Grape Rot

This dreaded disease has made its appearance here, being confined, so far as we have observed, to the Catawba and Isabella, but mostly to the former. We know of no remedy, but think it advisable to cut out the diseased berries, which sometimes serves as a check.

Grape Trellis

A correspondent of the Fruit Recorder makes a wire trellis, with a contrivance for compensating for the expansion and contraction from changes of the weather, by simply attaching a spiral spring to the wires, which requires no attention or adjusting, but always regulates itself. We do not see why this spiral spring may not be made of the trellis wire, the only care required being to make the coils short enough to give them stiffness, and sufficiently numerous to allow considerable expansion or stretching.

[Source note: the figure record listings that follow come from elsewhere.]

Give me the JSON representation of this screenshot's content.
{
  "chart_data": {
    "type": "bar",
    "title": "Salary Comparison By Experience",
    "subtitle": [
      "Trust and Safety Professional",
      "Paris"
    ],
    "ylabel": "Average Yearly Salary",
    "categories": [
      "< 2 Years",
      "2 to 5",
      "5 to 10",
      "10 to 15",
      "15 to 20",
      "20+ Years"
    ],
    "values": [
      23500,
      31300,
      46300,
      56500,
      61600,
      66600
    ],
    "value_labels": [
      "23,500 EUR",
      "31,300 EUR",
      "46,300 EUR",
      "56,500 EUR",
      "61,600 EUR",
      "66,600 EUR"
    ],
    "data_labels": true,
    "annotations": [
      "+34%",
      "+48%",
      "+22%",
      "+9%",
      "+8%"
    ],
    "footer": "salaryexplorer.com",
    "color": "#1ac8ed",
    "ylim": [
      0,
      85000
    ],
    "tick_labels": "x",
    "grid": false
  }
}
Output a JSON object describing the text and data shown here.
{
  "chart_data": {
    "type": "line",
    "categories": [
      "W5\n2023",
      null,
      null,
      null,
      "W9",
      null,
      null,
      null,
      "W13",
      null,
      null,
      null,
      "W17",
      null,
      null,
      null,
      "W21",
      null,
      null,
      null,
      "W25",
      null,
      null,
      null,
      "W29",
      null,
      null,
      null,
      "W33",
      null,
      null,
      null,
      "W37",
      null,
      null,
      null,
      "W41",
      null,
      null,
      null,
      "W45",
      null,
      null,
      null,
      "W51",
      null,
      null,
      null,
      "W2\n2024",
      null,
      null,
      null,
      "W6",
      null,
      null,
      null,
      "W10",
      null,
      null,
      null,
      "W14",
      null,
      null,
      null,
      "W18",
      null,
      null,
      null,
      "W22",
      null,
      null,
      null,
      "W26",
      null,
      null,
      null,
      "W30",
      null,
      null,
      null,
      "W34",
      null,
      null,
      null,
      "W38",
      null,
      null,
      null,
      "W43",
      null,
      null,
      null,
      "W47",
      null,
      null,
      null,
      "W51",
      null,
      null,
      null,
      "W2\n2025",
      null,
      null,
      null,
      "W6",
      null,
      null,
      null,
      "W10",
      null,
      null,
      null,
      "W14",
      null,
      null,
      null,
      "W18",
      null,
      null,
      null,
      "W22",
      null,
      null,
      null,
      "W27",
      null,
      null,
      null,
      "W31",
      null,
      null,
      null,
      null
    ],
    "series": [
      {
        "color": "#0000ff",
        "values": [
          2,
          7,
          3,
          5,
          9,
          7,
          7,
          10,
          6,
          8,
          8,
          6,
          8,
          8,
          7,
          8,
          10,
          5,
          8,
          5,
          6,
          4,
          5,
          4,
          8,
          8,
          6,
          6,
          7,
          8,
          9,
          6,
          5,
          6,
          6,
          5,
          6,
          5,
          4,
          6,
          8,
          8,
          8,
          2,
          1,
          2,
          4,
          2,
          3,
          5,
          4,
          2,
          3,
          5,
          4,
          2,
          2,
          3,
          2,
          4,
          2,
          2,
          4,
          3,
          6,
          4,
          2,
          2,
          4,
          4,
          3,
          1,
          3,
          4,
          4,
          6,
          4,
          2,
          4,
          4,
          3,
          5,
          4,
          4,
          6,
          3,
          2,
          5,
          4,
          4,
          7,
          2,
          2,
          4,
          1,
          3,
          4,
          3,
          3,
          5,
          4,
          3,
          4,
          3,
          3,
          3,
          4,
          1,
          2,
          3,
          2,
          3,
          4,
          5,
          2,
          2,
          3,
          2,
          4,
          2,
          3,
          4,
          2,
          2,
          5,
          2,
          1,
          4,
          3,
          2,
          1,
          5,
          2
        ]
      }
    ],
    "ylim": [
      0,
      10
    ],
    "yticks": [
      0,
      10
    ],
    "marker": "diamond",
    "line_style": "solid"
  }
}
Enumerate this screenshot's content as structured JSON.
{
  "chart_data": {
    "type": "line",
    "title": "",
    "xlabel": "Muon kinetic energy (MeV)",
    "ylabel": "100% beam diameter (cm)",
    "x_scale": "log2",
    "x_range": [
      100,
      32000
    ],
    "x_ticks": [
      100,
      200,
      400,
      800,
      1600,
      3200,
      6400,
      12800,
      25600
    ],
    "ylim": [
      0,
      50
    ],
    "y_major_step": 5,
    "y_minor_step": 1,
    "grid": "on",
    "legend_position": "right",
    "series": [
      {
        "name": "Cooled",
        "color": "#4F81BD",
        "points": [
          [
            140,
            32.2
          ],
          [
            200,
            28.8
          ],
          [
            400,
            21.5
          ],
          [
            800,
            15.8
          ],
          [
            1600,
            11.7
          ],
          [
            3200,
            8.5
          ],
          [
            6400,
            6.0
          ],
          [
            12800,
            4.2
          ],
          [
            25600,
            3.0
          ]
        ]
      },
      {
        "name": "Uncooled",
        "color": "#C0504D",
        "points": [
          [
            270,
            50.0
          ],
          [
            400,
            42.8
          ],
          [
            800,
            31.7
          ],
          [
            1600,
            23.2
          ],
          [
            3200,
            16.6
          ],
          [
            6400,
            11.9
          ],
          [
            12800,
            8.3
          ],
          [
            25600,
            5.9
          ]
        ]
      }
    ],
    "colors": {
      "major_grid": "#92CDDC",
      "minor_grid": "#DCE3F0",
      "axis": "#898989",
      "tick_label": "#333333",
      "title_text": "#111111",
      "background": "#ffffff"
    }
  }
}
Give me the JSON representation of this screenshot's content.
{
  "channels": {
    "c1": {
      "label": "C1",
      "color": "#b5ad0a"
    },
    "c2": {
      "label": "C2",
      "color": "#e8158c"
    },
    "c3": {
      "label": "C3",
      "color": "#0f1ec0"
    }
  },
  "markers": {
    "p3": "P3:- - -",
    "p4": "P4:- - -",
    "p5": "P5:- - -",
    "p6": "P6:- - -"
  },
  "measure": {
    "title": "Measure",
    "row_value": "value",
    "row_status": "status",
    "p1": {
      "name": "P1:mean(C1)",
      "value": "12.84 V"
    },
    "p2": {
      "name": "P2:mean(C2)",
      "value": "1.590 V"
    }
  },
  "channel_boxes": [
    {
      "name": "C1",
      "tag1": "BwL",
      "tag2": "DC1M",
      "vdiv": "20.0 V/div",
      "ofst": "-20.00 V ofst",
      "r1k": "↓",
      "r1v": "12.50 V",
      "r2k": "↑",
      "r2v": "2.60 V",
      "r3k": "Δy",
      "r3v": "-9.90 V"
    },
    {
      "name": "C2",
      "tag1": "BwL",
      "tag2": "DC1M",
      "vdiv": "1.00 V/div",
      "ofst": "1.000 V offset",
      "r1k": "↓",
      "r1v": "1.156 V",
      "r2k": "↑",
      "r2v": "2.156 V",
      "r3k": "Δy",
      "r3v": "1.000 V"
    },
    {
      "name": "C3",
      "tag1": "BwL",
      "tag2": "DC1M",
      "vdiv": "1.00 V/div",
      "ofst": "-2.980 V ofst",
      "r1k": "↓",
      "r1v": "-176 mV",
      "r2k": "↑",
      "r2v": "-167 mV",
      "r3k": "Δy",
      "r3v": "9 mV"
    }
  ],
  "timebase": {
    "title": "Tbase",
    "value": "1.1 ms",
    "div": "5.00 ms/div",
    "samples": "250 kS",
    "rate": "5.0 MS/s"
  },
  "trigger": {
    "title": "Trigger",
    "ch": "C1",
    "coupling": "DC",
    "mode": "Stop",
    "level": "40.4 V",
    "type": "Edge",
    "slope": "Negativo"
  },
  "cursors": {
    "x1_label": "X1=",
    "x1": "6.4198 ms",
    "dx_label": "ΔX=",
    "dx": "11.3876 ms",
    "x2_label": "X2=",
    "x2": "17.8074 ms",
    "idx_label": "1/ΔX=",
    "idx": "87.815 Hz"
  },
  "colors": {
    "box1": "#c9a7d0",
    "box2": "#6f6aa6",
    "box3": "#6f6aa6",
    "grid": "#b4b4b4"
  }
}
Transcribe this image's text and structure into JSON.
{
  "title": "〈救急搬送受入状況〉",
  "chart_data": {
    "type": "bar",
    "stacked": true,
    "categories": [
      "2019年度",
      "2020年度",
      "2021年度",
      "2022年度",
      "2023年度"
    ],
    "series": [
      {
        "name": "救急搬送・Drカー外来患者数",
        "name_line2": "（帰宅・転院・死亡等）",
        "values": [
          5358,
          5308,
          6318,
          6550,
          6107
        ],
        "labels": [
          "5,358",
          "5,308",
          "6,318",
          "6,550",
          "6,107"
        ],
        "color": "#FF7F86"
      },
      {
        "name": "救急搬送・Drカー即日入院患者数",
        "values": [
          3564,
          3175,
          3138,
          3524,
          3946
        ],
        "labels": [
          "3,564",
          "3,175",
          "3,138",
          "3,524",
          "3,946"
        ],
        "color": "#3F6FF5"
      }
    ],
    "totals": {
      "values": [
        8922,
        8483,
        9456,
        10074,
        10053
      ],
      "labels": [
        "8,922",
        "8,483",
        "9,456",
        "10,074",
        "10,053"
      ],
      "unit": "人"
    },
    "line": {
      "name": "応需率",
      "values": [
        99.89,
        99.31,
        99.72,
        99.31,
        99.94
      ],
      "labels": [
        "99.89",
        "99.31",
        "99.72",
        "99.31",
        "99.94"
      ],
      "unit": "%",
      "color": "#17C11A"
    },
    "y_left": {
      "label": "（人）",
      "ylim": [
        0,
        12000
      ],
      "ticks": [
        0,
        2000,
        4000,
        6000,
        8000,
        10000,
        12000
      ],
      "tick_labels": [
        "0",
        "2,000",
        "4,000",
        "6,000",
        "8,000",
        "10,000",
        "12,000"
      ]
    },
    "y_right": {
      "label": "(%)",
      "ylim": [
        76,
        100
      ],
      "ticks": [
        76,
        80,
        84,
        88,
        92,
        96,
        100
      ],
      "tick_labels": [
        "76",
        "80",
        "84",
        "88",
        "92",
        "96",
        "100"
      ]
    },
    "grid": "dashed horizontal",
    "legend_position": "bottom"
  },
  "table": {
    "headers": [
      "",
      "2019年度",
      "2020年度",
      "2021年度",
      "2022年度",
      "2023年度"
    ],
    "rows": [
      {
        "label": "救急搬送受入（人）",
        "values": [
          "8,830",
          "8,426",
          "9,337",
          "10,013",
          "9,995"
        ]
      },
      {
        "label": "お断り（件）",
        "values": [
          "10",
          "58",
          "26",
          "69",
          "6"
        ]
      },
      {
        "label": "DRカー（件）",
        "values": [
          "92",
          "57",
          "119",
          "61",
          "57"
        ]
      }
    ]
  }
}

Grape Vulture In California

The grape fever on the Pacific coast has been carried to as great excess as the strawberry fever on the Atlantic. We see it now announced in Pacific journals, that in some parts grape culture has become so unprofitable, particularly Los Angelos county, that the growers are fearing out the vines and planting orange trees in their place. One noteworthy vineyard, the Wolfskill, 35 years old, is said to have been kept up for some time past at a loss to its proprietor of about $2,000 per annum. Others in the same neighborhood have yielded no profit - a statement which will readily be believed when it is remembered that the grapes sold last season at from 50 to 65 cents per hundred pounds, a price barely covering the cost of production. Great expectations are entertained of success with the orange (some experiments in raising them having proved very remunerative), and we trust they will be fully realized.

The Grape-Growing Area

A writer in the Rural New Yorker estimates the extent of the grape-growing area of our Northern States at one and a half million of acres. He considers all soils as adapted to the purpose, but that it is absolutely necessary for success to have the location where the late spring or early autumn frosts will not destroy the crop.

Grapes - Vine And Fruit

THE London Gardener thus dilates upon the usefulness of the grape: - "Men can live and work on grapes and bread. The peasantry of France, Spain and Italy make many a satisfying meal in this way, and of the wholesomeness of the diet there can be no doubt. Medical men constantly recommend the use of grapes for their patients. Scarcely any plant can equal the vine as regards the beauty of its leaves and fruit. As a covering for bare walls and for affording shelter and shade, it is a climber of the first rank. To sit under one's own vine has in all ages been con-sidered the acme of rural happiness, an emblem of peace, a symbol of plenty, and a picture of contentment. That pleasure, though perhaps not in all its fullness, may become the heritage of thousands in these temperate climes."

Grapes At Tiie South

A Florida correspondent of the Country Gentleman speaks in high terms of the good success of the Diana, Catawba, and Concord grapes as among the best varieties to grow in that section. He condemns the Delaware as liable to cast its foliage and make little or no growth.